Más de cien personas se concentraron ante esta institución gubernamental para exigir rigor en el cumplimiento de la ley y protestar contra el intrusismo existente en este campo. Un minuto de silencio en memoria del fallecido, un homenaje y un corte de tráfico de veinte minutos, fue el balance de la marcha reivindicativa encabezada por UGT, CCOO, CIG, vigilantes de seguridad, auxiliares y familiares del desafortunado muchacho. La pancarta no podía contener un mensaje más claro y directo: «Los responsables a la cárcel y los irresponsables en los despachos, la inseguridad nos mata».
«Esta protesta se produce porque el ramo está hasta las narices de que la administración no haga nada para resolver el problema que lleva a personas sin la pertinente titulación a realizar labores de vigilancia con el consiguiente peligro que supone para sus vidas», explicó Enrique Rial, responsable de seguridad privada de UGT. Indicó que de los 1.200 empleados como auxiliares de servicios, alrededor de un 70% desempeña su labor como vigilante, mientras que hasta el 80% de este tipo de negocios no están vinculados siguiera a empresas de seguridad.

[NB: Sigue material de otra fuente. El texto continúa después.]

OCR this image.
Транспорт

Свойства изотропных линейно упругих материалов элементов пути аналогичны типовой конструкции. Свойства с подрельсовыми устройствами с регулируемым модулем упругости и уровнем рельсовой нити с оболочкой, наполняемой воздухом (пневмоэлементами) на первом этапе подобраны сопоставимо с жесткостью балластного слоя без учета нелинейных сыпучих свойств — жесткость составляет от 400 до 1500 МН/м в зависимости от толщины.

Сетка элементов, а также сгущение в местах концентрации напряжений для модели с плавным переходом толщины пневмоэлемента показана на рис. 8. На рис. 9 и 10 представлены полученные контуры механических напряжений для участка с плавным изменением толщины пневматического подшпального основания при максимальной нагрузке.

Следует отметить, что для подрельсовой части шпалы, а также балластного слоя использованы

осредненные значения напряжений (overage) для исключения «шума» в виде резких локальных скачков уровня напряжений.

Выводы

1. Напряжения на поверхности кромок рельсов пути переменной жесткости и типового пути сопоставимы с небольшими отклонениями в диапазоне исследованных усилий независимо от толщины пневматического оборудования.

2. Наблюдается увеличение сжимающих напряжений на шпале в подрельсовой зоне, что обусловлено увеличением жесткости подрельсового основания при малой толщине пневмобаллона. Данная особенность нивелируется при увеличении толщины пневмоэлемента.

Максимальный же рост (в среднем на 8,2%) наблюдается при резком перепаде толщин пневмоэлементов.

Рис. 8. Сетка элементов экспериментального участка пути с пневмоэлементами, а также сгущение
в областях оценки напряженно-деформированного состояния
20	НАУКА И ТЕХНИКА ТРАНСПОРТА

Pedro Pérez, representante de la CIG, destacó que la Subdelegación del Gobierno conoce perfectamente el escenario actual, dado que recordó que las plataformas sindicales han presentado un total de 200 denuncias en las que prueban que personal contratado como auxiliar desempeña labores propias de vigilancia, «de las que debido a la escasez de personal, sólo el 20% terminan en sanción». Una auxiliar dijo a Ep que el intrusismo se debe a un desconocimiento general.